By Michelle Xu
On the island I once was a child,
the mountain-mist floated into view
like a forgotten prayer. Everywhere,
persimmons glowed in the night-buzz and
my cheeks grew pink-a-boo with sleep.
My grandpa sat under the veranda,
his smoky fingers holding my soapy ones.
On the island I once was a child am a child,
I returned, the bus driver greeted me
with “妹妹”, and I imagined him
greeting his own sister with the same
jelloing familiarity. That day,
the windowed mountains were almost too clear,
trees solid against sky, sailing above houses.
On the island I once was a child am a child am someone’s child,
my mom called. Last night, the typhoon windowed out
and rain weaponed in, washing our floors, our sheets.
Then—the screen door in the turnip garden,
our house a small lake. She told me the papayas
split open, the dragonfruits dropped to the ground.
My grandpa glowed in the picture frame,
the blue mountains behind him like giants.

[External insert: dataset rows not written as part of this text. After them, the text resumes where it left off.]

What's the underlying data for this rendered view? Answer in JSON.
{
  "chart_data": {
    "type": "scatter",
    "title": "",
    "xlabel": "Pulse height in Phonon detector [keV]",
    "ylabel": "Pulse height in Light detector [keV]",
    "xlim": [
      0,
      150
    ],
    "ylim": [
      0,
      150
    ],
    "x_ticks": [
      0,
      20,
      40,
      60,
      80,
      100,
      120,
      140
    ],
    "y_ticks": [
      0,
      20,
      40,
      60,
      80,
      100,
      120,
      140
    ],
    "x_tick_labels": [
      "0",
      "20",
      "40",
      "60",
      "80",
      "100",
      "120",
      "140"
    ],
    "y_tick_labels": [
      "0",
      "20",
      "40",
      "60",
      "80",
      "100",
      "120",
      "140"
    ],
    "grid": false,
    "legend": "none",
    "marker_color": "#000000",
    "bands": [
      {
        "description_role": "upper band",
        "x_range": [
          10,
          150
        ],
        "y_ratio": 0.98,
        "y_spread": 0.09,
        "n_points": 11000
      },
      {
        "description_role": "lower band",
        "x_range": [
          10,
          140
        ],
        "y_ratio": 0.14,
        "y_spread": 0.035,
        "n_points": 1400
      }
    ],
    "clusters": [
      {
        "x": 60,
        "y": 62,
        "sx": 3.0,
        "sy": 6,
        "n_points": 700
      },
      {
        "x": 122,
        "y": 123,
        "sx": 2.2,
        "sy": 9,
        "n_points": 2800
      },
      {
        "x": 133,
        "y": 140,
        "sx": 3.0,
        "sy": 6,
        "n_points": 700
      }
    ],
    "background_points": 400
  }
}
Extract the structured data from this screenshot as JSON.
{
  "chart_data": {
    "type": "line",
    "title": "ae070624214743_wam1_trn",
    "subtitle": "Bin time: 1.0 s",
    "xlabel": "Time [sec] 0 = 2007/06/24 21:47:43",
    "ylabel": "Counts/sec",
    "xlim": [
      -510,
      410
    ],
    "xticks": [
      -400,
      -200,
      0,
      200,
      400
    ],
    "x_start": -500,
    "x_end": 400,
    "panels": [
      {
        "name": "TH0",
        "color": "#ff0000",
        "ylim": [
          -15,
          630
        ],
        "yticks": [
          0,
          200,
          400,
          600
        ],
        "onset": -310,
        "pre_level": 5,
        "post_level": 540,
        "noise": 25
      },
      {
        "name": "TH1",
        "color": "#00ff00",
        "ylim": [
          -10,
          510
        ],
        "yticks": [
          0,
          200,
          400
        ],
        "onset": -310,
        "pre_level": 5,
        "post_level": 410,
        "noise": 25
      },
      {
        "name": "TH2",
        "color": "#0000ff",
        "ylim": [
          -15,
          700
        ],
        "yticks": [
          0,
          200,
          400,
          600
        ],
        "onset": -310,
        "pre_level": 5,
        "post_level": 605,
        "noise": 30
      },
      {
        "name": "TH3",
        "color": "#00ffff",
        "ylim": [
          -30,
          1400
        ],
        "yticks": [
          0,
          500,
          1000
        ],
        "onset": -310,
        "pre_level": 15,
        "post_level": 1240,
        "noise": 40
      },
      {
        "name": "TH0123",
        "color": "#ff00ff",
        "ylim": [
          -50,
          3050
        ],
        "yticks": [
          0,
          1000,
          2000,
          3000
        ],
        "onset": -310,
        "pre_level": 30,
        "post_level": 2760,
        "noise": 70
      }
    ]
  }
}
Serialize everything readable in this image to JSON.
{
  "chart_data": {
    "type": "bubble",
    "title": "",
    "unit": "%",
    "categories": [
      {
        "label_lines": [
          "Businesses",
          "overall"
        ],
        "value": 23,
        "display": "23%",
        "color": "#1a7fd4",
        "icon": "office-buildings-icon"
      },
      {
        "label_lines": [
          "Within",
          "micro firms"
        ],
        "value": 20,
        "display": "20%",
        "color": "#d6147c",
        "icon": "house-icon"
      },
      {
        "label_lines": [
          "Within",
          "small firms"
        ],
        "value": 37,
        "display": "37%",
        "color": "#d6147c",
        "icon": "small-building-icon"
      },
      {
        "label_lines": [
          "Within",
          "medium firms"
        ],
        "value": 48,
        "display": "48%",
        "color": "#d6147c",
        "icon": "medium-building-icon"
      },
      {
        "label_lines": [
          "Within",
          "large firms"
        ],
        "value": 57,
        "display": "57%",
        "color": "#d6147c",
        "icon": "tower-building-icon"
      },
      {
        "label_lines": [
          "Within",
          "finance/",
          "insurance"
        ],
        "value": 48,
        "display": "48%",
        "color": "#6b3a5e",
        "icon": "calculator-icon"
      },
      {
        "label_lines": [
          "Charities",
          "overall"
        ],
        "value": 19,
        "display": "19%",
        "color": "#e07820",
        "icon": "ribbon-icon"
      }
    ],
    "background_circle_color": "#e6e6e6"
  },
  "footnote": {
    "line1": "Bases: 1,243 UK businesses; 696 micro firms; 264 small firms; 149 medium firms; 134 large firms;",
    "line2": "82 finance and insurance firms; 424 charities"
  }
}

Author’s note: The line, “I once was a child am a child am someone’s child”, is taken from Victoria Chang’s poem, “I Once Was a Child”
Michelle Xu is a senior at Barnard College studying English and Creative Writing. Her work has appeared in plainchina, Cornell's Rainy Day, Habitat Magazine, Columbia 4x4 Magazine, and Columbia Quarto. She grew up in Shanghai and now lives in New York City.